Прыгая через забор и выбегая на тёмную деревенскую улицу, я слышал, как дверь бани открылась…
Я прибежал домой и прыгнул в кровать. Маме я ничего не сказал. Всю ночь я не спал и вслушивался в каждый шорох снаружи: свист ветра, стоны ветвей, скребущих крышу нашего дома. Соннов не пришёл.
Утром соседи с облегчением увидели, что он освободился из своего заточения. Гриша Соннов как ни в чём не бывало хромал по своему двору: наколол дров, разгрёб мусор, починил дверь. Ничего в нём как будто не переменилось. Так же уединённо жил он в своём покосившемся доме, работал на кладбище, даже хорошо работал, с уважением к покойным. Только с тех пор он капли в рот не брал, стал трезвенником и совсем ничего не говорил. Я один знал, что произошло. Никогда больше я даже близко не подходил к дому Соннова. А вот он мной заинтересовался. Я был единственным, кто знал его тайну, я был свидетелем.
Я быстро понял: Соннова мучали не галлюцинации, не белая горячка. Всё, что он видел и слышал в бреду, действительно происходило с ним. Покойники донимали Соннова. Чтобы избавиться от своих мучителей, он решил повеситься, но ничего не вышло. Он умертвил своё тело, но душу его не пустили в мир мёртвых, она осталась болтаться в нём, утратив власть. И вот в этот самый момент, когда душа Соннова опала в нём, как осенний лист, телом его завладел чёрт. Он не зря являлся Грише так часто. Он искал земного воплощения, оболочку. Теперь она была у него, не знаю уж для каких целей…
Я выслушал эту историю не без огорчения. Напрасно я подумал, что Никита Щукин в порядке. Нет, Щукин тронулся разумом. Мне стоило раньше заметить это.
– Ясно, – говорю. – Ладно, уже поздно. Давай расплатимся.
– Нет уж. Ты сам спросил, теперь дослушай историю до конца, – Щукин сердито посмотрел на меня. – Ты не веришь, конечно, я понимаю.
– Ну что ты…
– Не надо! – рявкнул Щукин. – Не надо смотреть на меня, как на психа. Я всю жизнь расплачиваюсь за своё любопытство. После всего, что я видел, никто не мог бы упрекнуть меня, если бы я помешался, но я, к сожалению, абсолютно здоров, – он помолчал и продолжил спокойно:
– Соннов начал приходить ко мне в кошмарах, потом наяву. Каждую ночь он стоял за моим окном. Бледный призрак, огромная тень с пустыми глазами, он караулил меня.
Знаешь, говорят, что черти не могут войти в дом без приглашения. Это действительно так, потому что Соннов не приближался ко мне. Он только стоял и смотрел и ждал, как гиена, крадущаяся за больной антилопой. Несмотря на то, что он не мог мне ничего сделать, его присутствие мучало меня: пол дрожал, из-под него стучали сотни рук, печная труба выла голосами замученных и убитых, за дверью слышался стук копыт…
Мы уехали из деревни, но всюду, где бы я не жил, стоит мне только взглянуть в ночную темноту за окном, как он находит меня. Рано или поздно, на большой или маленькой улице, на окраине или в центре он появлялся и ждал. Он хочет замучать меня или завладеть мной, единственным свидетелем своего превращения. Соннов знает меня в лицо, поэтому я прячусь от него, завешиваю на ночь окна, постоянно переезжаю.
В конце концов я стал одеваться как пугало, отрастил усы. Вот почему я выгляжу так. Пока это работает. Я не видел Соннова уже около года. Кажется, он потерял мой след. Но всё равно по ночам я не смотрю в окно, и тебе теперь не советую.

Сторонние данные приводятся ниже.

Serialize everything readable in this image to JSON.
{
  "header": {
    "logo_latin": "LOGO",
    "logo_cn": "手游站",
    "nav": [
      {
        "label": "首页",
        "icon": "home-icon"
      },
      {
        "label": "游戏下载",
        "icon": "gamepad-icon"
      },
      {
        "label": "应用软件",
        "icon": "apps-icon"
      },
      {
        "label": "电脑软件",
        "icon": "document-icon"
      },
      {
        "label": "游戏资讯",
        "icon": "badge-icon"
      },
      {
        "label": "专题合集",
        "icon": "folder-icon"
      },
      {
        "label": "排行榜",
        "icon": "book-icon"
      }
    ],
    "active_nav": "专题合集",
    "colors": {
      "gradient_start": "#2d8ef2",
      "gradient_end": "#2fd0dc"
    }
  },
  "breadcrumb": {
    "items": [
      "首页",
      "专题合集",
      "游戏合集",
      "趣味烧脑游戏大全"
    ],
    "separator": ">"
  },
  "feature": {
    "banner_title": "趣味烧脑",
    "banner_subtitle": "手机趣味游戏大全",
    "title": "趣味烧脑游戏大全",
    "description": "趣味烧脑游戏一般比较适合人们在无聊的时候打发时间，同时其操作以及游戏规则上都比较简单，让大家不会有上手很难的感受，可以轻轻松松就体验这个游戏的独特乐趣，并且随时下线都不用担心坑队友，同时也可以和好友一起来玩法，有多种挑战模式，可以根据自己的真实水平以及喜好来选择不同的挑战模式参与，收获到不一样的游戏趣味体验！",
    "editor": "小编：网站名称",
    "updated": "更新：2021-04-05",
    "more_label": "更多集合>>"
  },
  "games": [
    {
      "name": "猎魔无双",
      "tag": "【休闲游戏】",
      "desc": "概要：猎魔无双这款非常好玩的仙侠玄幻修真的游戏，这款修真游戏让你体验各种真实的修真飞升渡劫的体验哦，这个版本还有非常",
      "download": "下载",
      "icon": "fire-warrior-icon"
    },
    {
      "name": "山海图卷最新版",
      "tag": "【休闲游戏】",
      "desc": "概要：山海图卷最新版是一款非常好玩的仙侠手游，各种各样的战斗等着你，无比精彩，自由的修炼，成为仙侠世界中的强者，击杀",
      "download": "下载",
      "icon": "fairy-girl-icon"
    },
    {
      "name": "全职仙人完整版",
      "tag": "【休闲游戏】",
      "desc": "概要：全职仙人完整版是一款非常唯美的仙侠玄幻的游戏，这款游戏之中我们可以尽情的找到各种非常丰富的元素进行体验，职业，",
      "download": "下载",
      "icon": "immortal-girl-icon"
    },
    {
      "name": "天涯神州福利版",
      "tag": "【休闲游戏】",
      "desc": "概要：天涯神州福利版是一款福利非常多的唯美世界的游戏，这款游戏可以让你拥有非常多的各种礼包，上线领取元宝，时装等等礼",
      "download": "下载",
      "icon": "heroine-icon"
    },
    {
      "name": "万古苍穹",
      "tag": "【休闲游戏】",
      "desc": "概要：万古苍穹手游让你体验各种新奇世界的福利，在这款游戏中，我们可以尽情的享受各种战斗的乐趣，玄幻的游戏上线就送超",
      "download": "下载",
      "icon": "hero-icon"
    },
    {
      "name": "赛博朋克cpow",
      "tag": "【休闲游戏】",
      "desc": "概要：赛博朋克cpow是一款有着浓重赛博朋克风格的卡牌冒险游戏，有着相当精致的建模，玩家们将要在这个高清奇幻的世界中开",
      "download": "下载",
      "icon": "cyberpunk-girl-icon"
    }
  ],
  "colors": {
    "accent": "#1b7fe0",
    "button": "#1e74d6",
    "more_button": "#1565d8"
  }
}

Никита Щукин закончил свою историю. Мы посидели какое-то время в глубоком молчании. «Да, – подумал я, – не такого друга хотел я случайно встретить на улице». Эта история порядком надоела мне, у меня разболелась голова. Нужно было ехать домой и поскорее забыть весь этот горячечный бред, которым Щукин окатил меня.
Был уже первый час ночи, и я предложил разъехаться. Щукин не сопротивлялся, он видел, что я не верю ему, его тоже начало тяготить моё общество.
– Ну, бывай, – сказал я рассеянно, садясь в такси. – Может, ещё увидимся…
– Это вряд ли, – сказал Щукин и, не подав мне руки, ушёл.
Тёмные пустые улицы мелькали за окном однообразным калейдоскопом. Такси ехало дворами. Я всё думал о сумасшествии Щукина. Как же мог так опуститься такой умный парень, почти отличник, хороший друг? И тут мне вспомнилась моя собственная бабушка.
Она сидела со мной в детстве, когда родители работали. Мы играли в охотников, смотрели телевизор, она часто мне что-нибудь рассказывала. Я даже не заметил, как бабушкины истории, которыми она потчевала меня перед сном, становились всё более безумными. Бабушка начала думать, что сосед сверху хочет убить её ради квартиры. Она говорила, что ночью он спускается к ней на тросе и режет оконное стекло стеклорезом. Когда она стала совсем плоха и переехала жить к нам, сосед, конечно, последовал за ней…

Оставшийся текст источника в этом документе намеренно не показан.